# Introduction to Pandas

**Pandas** is a software library for Python-based data manipulation and analysis. In particular, it offers data structures and operations for manipulating tables.

The name is derived from the term *panel data*, an econometrics term for datasets that include observations over multiple time periods for the same individuals.

This introudction observes the basic expectations of Tidy Data:
![pic1.png](pic1.png)

## Let's go!

In [1]:
# Start by importing Pandas
import pandas as pd

## Let's make a table, known in pandas as a **Dataframe**

In [2]:
# There's lots of ways to make Dataframes. You can specify values for each column in a dictionary:

df = pd.DataFrame({'a' : [1 ,2, 3],
                   'b' : [4, 5, 6],
                   'c' : [7, 8, 9]},
                  index = ['alpha','beta','gamma'])
df

Unnamed: 0,a,b,c
alpha,1,4,7
beta,2,5,8
gamma,3,6,9


In [3]:
# You can also specify values for each row as a series of lists... but watch out on how you insert your data!
# Copying and Pasting can lead to mistakes, like this:

df2 = pd.DataFrame([[1 ,2, 3],
                    [4, 5, 6],
                    [7, 8, 9]],
                   index=['alpha','beta','gamma'],
                   columns=['a', 'b', 'c'])

df2

Unnamed: 0,a,b,c
alpha,1,2,3
beta,4,5,6
gamma,7,8,9


In [4]:
# These two aren't the same dataframes!
df.eq(df2)

Unnamed: 0,a,b,c
alpha,True,False,False
beta,False,True,False
gamma,False,False,True


In [5]:
# Let's try this again:

df3 = pd.DataFrame([[1,4,7],
                    [2,5,8],
                    [3,6,9]],
                   index=['alpha','beta','gamma'],
                   columns=['a', 'b', 'c'])
df3

Unnamed: 0,a,b,c
alpha,1,4,7
beta,2,5,8
gamma,3,6,9


In [6]:
df.eq(df3)

Unnamed: 0,a,b,c
alpha,True,True,True
beta,True,True,True
gamma,True,True,True


In [7]:
# You could also make a dataframe out of a list of dicts:

df4 = (pd.DataFrame([{'index': 'alpha', 'a': 1, 'b': 4, 'c': 7},
                    {'index': 'beta', 'a': 2, 'b': 5, 'c': 8},
                    {'index': 'gamma', 'a': 3, 'b': 6, 'c': 9}])
       .set_index('index')
       .rename_axis(None)
      )

df4

Unnamed: 0,a,b,c
alpha,1,4,7
beta,2,5,8
gamma,3,6,9


In [8]:
# If you need to, you can rename the columns of a DataFrame
df.rename(columns = {'a':'abba', 'b': 'babba', 'c': 'cabba'}, inplace=True)
df

Unnamed: 0,abba,babba,cabba
alpha,1,4,7
beta,2,5,8
gamma,3,6,9


## Dataframes vs.

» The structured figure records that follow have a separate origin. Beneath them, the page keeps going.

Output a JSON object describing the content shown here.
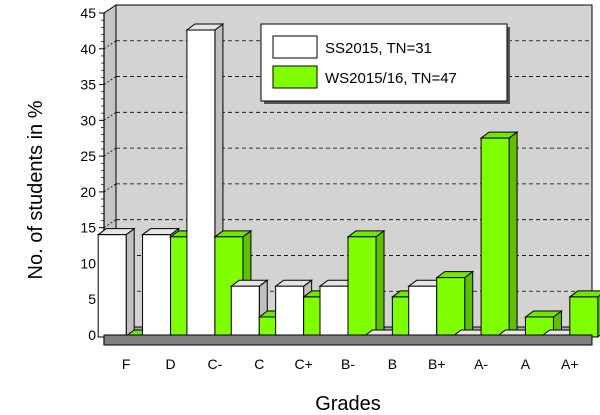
{
  "chart_data": {
    "type": "bar",
    "title": "",
    "xlabel": "Grades",
    "ylabel": "No. of students in %",
    "categories": [
      "F",
      "D",
      "C-",
      "C",
      "C+",
      "B-",
      "B",
      "B+",
      "A-",
      "A",
      "A+"
    ],
    "series": [
      {
        "name": "SS2015, TN=31",
        "color": "#ffffff",
        "values": [
          14.3,
          14.3,
          42.9,
          7.1,
          7.1,
          7.1,
          0,
          7.1,
          0,
          0,
          0
        ]
      },
      {
        "name": "WS2015/16, TN=47",
        "color": "#7fff00",
        "values": [
          0,
          14,
          14,
          2.8,
          5.6,
          14,
          5.6,
          8.3,
          27.8,
          2.8,
          5.6
        ]
      }
    ],
    "ylim": [
      0,
      45
    ],
    "yticks": [
      0,
      5,
      10,
      15,
      20,
      25,
      30,
      35,
      40,
      45
    ],
    "grid": true,
    "legend_position": "top-right",
    "background_color": "#d3d3d3",
    "floor_color": "#808080"
  }
}
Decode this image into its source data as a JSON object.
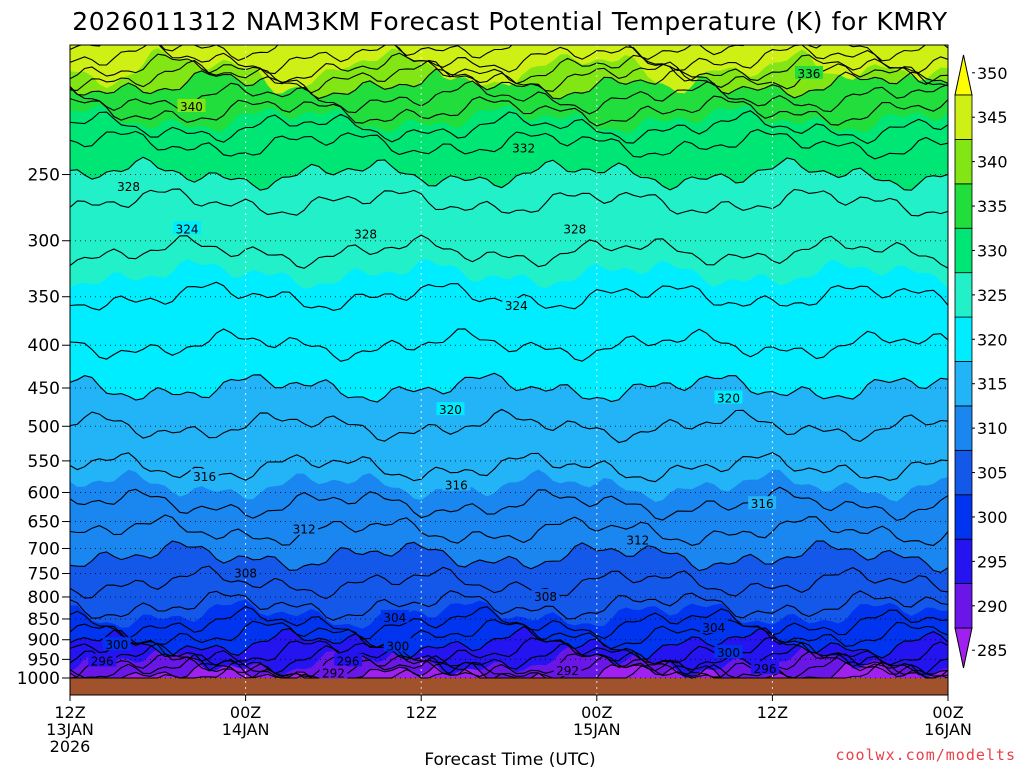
{
  "credit": "coolwx.com/modelts",
  "chart_data": {
    "type": "time-height contour (filled)",
    "title": "2026011312 NAM3KM Forecast Potential Temperature (K) for KMRY",
    "xlabel": "Forecast Time (UTC)",
    "ylabel": "",
    "units": "K",
    "y_axis": "pressure (hPa), log scale, top at ~175",
    "y_ticks": [
      250,
      300,
      350,
      400,
      450,
      500,
      550,
      600,
      650,
      700,
      750,
      800,
      850,
      900,
      950,
      1000
    ],
    "x_ticks": [
      {
        "hour": 0,
        "line1": "12Z",
        "line2": "13JAN",
        "line3": "2026"
      },
      {
        "hour": 12,
        "line1": "00Z",
        "line2": "14JAN",
        "line3": ""
      },
      {
        "hour": 24,
        "line1": "12Z",
        "line2": "",
        "line3": ""
      },
      {
        "hour": 36,
        "line1": "00Z",
        "line2": "15JAN",
        "line3": ""
      },
      {
        "hour": 48,
        "line1": "12Z",
        "line2": "",
        "line3": ""
      },
      {
        "hour": 60,
        "line1": "00Z",
        "line2": "16JAN",
        "line3": ""
      }
    ],
    "colorbar_levels": [
      285,
      290,
      295,
      300,
      305,
      310,
      315,
      320,
      325,
      330,
      335,
      340,
      345,
      350
    ],
    "colorbar_colors": [
      "#a020f0",
      "#6a16e6",
      "#2414f0",
      "#0034ee",
      "#1458ea",
      "#1a86f0",
      "#22b4f6",
      "#00ecff",
      "#22f0c8",
      "#00e675",
      "#22de3c",
      "#82e614",
      "#cff014",
      "#fffe00"
    ],
    "contour_interval_K": 2,
    "contour_labels": [
      {
        "text": "340",
        "hour": 8.3,
        "p": 207
      },
      {
        "text": "336",
        "hour": 50.5,
        "p": 189
      },
      {
        "text": "332",
        "hour": 31,
        "p": 232
      },
      {
        "text": "328",
        "hour": 4,
        "p": 258
      },
      {
        "text": "328",
        "hour": 20.2,
        "p": 294
      },
      {
        "text": "328",
        "hour": 34.5,
        "p": 290
      },
      {
        "text": "324",
        "hour": 8,
        "p": 290
      },
      {
        "text": "324",
        "hour": 30.5,
        "p": 358
      },
      {
        "text": "320",
        "hour": 26,
        "p": 477
      },
      {
        "text": "320",
        "hour": 45,
        "p": 462
      },
      {
        "text": "316",
        "hour": 9.2,
        "p": 573
      },
      {
        "text": "316",
        "hour": 26.4,
        "p": 587
      },
      {
        "text": "316",
        "hour": 47.3,
        "p": 618
      },
      {
        "text": "312",
        "hour": 16,
        "p": 663
      },
      {
        "text": "312",
        "hour": 38.8,
        "p": 683
      },
      {
        "text": "308",
        "hour": 12,
        "p": 748
      },
      {
        "text": "308",
        "hour": 32.5,
        "p": 798
      },
      {
        "text": "304",
        "hour": 22.2,
        "p": 845
      },
      {
        "text": "304",
        "hour": 44,
        "p": 869
      },
      {
        "text": "300",
        "hour": 3.2,
        "p": 911
      },
      {
        "text": "300",
        "hour": 22.4,
        "p": 914
      },
      {
        "text": "300",
        "hour": 45,
        "p": 931
      },
      {
        "text": "296",
        "hour": 2.2,
        "p": 953
      },
      {
        "text": "296",
        "hour": 19,
        "p": 953
      },
      {
        "text": "296",
        "hour": 47.5,
        "p": 973
      },
      {
        "text": "292",
        "hour": 18,
        "p": 985
      },
      {
        "text": "292",
        "hour": 34,
        "p": 978
      }
    ],
    "theta_profile_K": [
      {
        "p": 1005,
        "theta": 287
      },
      {
        "p": 990,
        "theta": 290
      },
      {
        "p": 975,
        "theta": 293
      },
      {
        "p": 950,
        "theta": 296
      },
      {
        "p": 920,
        "theta": 299
      },
      {
        "p": 900,
        "theta": 301
      },
      {
        "p": 860,
        "theta": 304
      },
      {
        "p": 800,
        "theta": 307
      },
      {
        "p": 740,
        "theta": 309
      },
      {
        "p": 680,
        "theta": 311.5
      },
      {
        "p": 620,
        "theta": 314
      },
      {
        "p": 560,
        "theta": 316
      },
      {
        "p": 500,
        "theta": 318
      },
      {
        "p": 450,
        "theta": 320
      },
      {
        "p": 400,
        "theta": 322
      },
      {
        "p": 350,
        "theta": 324
      },
      {
        "p": 300,
        "theta": 326.5
      },
      {
        "p": 270,
        "theta": 328
      },
      {
        "p": 250,
        "theta": 330
      },
      {
        "p": 230,
        "theta": 332
      },
      {
        "p": 210,
        "theta": 336
      },
      {
        "p": 195,
        "theta": 340
      },
      {
        "p": 185,
        "theta": 345
      },
      {
        "p": 175,
        "theta": 348
      }
    ],
    "ground_color": "#a0522d",
    "grid": "dotted gridlines at each pressure tick and each x tick"
  }
}
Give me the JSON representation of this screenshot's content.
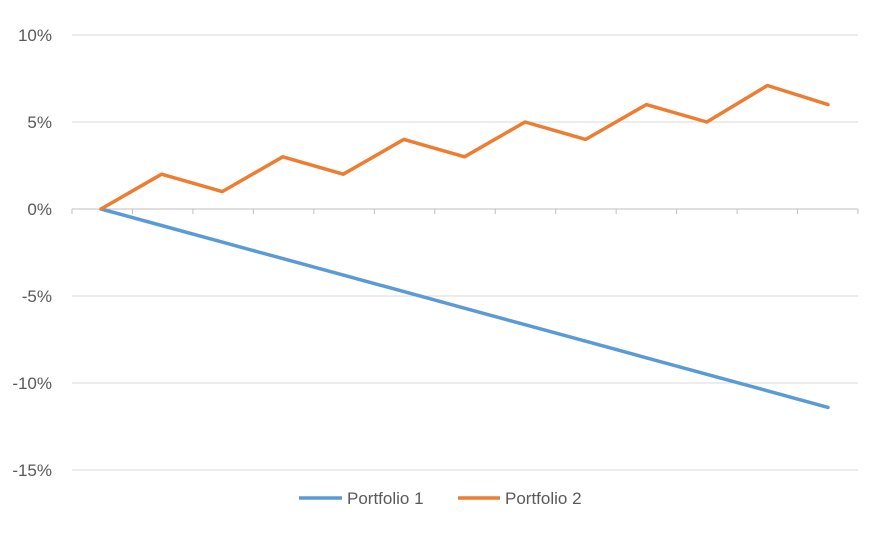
{
  "chart_data": {
    "type": "line",
    "title": "",
    "xlabel": "",
    "ylabel": "",
    "ylim": [
      -15,
      10
    ],
    "y_ticks": [
      10,
      5,
      0,
      -5,
      -10,
      -15
    ],
    "y_tick_format": "%",
    "x": [
      0,
      1,
      2,
      3,
      4,
      5,
      6,
      7,
      8,
      9,
      10,
      11,
      12
    ],
    "grid": true,
    "legend": "bottom",
    "series": [
      {
        "name": "Portfolio 1",
        "color": "#5B9BD5",
        "values": [
          0,
          -0.95,
          -1.9,
          -2.85,
          -3.8,
          -4.75,
          -5.7,
          -6.65,
          -7.6,
          -8.55,
          -9.5,
          -10.45,
          -11.4
        ]
      },
      {
        "name": "Portfolio 2",
        "color": "#ED7D31",
        "values": [
          0,
          2,
          1,
          3,
          2,
          4,
          3,
          5,
          4,
          6,
          5,
          7.1,
          6
        ]
      }
    ]
  }
}
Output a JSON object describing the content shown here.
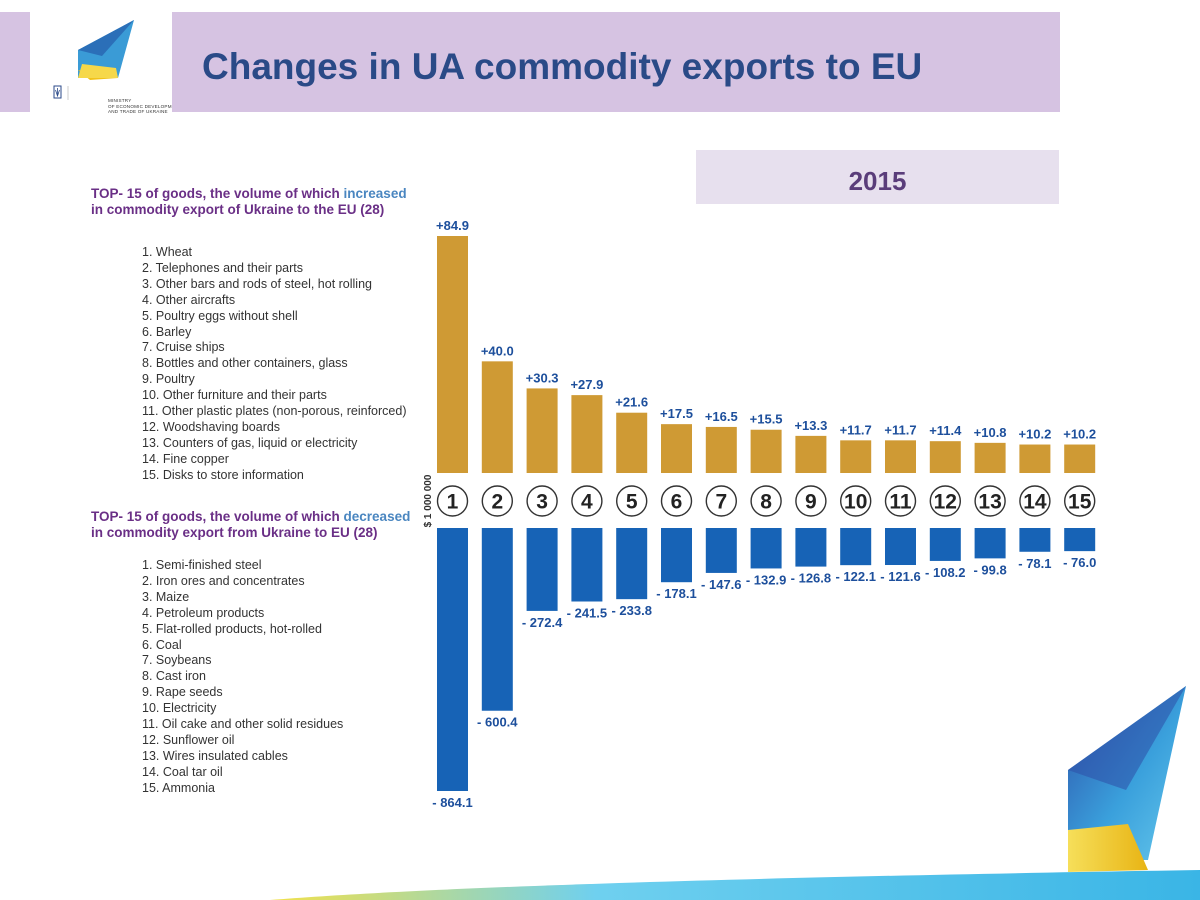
{
  "header": {
    "title": "Changes in UA commodity exports to EU",
    "ministry_lines": [
      "MINISTRY",
      "OF ECONOMIC DEVELOPMENT",
      "AND TRADE OF UKRAINE"
    ]
  },
  "year": "2015",
  "increased": {
    "heading_before": "TOP- 15 of goods, the volume of which ",
    "heading_emph": "increased",
    "heading_after": "in commodity export of Ukraine to the EU (28)",
    "items": [
      "1. Wheat",
      "2. Telephones and their parts",
      "3. Other bars and rods of steel, hot rolling",
      "4. Other aircrafts",
      "5. Poultry eggs without shell",
      "6. Barley",
      "7. Cruise ships",
      "8. Bottles and other containers, glass",
      "9. Poultry",
      "10. Other furniture and their parts",
      "11. Other plastic plates (non-porous, reinforced)",
      "12. Woodshaving boards",
      "13. Counters of gas, liquid or electricity",
      "14. Fine copper",
      "15. Disks to store information"
    ]
  },
  "decreased": {
    "heading_before": "TOP- 15 of goods, the volume of which ",
    "heading_emph": "decreased",
    "heading_after": "in commodity export from Ukraine to EU (28)",
    "items": [
      "1. Semi-finished steel",
      "2. Iron ores and concentrates",
      "3. Maize",
      "4. Petroleum products",
      "5. Flat-rolled products, hot-rolled",
      "6. Coal",
      "7. Soybeans",
      "8. Cast iron",
      "9. Rape seeds",
      "10. Electricity",
      "11. Oil cake and other solid residues",
      "12. Sunflower oil",
      "13. Wires insulated cables",
      "14. Coal tar oil",
      "15. Ammonia"
    ]
  },
  "chart_data": {
    "type": "bar",
    "categories": [
      "1",
      "2",
      "3",
      "4",
      "5",
      "6",
      "7",
      "8",
      "9",
      "10",
      "11",
      "12",
      "13",
      "14",
      "15"
    ],
    "ylabel": "$ 1 000 000",
    "series": [
      {
        "values": [
          84.9,
          40.0,
          30.3,
          27.9,
          21.6,
          17.5,
          16.5,
          15.5,
          13.3,
          11.7,
          11.7,
          11.4,
          10.8,
          10.2,
          10.2
        ],
        "labels": [
          "+84.9",
          "+40.0",
          "+30.3",
          "+27.9",
          "+21.6",
          "+17.5",
          "+16.5",
          "+15.5",
          "+13.3",
          "+11.7",
          "+11.7",
          "+11.4",
          "+10.8",
          "+10.2",
          "+10.2"
        ],
        "color": "#cf9a34"
      },
      {
        "values": [
          -864.1,
          -600.4,
          -272.4,
          -241.5,
          -233.8,
          -178.1,
          -147.6,
          -132.9,
          -126.8,
          -122.1,
          -121.6,
          -108.2,
          -99.8,
          -78.1,
          -76.0
        ],
        "labels": [
          "- 864.1",
          "- 600.4",
          "- 272.4",
          "- 241.5",
          "- 233.8",
          "- 178.1",
          "- 147.6",
          "- 132.9",
          "- 126.8",
          "- 122.1",
          "- 121.6",
          "- 108.2",
          "- 99.8",
          "- 78.1",
          "- 76.0"
        ],
        "color": "#1763b6"
      }
    ]
  },
  "colors": {
    "title": "#2a4a87",
    "band": "#d6c3e2",
    "increase": "#cf9a34",
    "decrease": "#1763b6",
    "heading": "#6a2f86",
    "accent": "#4a86c0"
  }
}
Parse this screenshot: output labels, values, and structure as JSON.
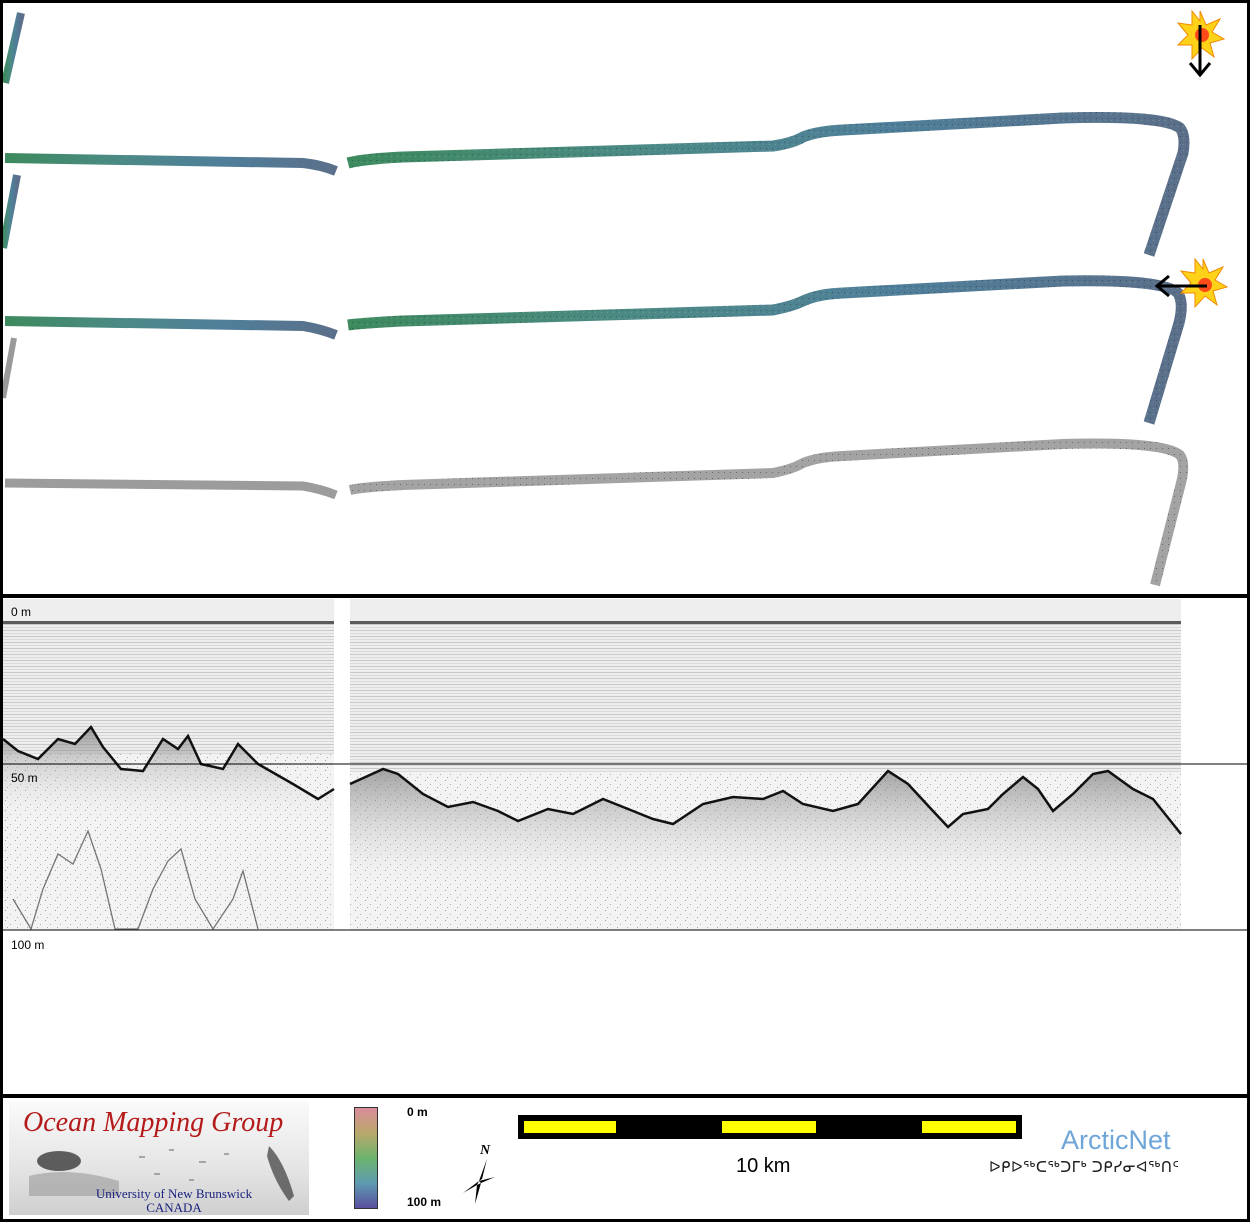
{
  "map": {
    "tracks": [
      {
        "name": "backscatter-track-upper",
        "style": "colored"
      },
      {
        "name": "backscatter-track-middle",
        "style": "colored"
      },
      {
        "name": "backscatter-track-lower",
        "style": "grayscale"
      }
    ],
    "markers": [
      {
        "name": "sun-marker-top-right",
        "arrow": "down"
      },
      {
        "name": "sun-marker-middle-right",
        "arrow": "left"
      }
    ]
  },
  "profile": {
    "depth_labels": [
      "0 m",
      "50 m",
      "100 m"
    ],
    "colors": {
      "background": "#f4f4f4",
      "seabed_line": "#111111"
    }
  },
  "footer": {
    "omg_logo": {
      "title": "Ocean Mapping Group",
      "university": "University of New Brunswick",
      "country": "CANADA"
    },
    "colorbar": {
      "top_label": "0 m",
      "bottom_label": "100 m"
    },
    "north_arrow": {
      "label": "N"
    },
    "scale_bar": {
      "label": "10 km",
      "colors": [
        "#000000",
        "#ffff00"
      ]
    },
    "arcticnet": {
      "title": "ArcticNet",
      "syllabics": "ᐅᑭᐅᖅᑕᖅᑐᒥᒃ ᑐᑭᓯᓂᐊᖅᑎᑦ"
    }
  }
}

Series

In [9]:
# A *series* is a one-dimensional labeled array -- that is, either a single column or a single row.
# We can ask Pandas for information about a single series (column) in our dataframe:
df['abba']

alpha    1
beta     2
gamma    3
Name: abba, dtype: int64

In [10]:
# You can accomplish the same thing thusly:
df.abba
# But beware! If your column labels have spaces or special character, this won't work!

alpha    1
beta     2
gamma    3
Name: abba, dtype: int64

In [11]:
# It's when you make the series part of *a list of series*, then you've got a dataframe.
# Notice that above, there is only one set of brackets around our 'a' column. When we add another set...
df[['abba']]

Unnamed: 0,abba
alpha,1
beta,2
gamma,3


In [12]:
# ...we get a Dataframe. In practical terms, this allows us to make an entirely new dataframes from df by selecting a list of specific columns:
new_df = df[['abba','cabba']]
new_df

Unnamed: 0,abba,cabba
alpha,1,7
beta,2,8
gamma,3,9


In [13]:
# Behind these dataframes is the familiar zero-based index methods. We can use this with the *.iloc()* (interger-based index location)
# function to retrieve certain rows by their relative index position.
# Lets get the first row. Single brackets on a single row returns a series...
df.iloc[0]

abba     1
babba    4
cabba    7
Name: alpha, dtype: int64

In [14]:
# ...And doubles return a dataframe:
df.iloc[[0]]

Unnamed: 0,abba,babba,cabba
alpha,1,4,7


In [15]:
# We can also select multiple rows
df.iloc[[1,2]]

Unnamed: 0,abba,babba,cabba
beta,2,5,8
gamma,3,6,9


## Now would be a good time to note the frustrating-at-times inconsistencies in Pandas functions.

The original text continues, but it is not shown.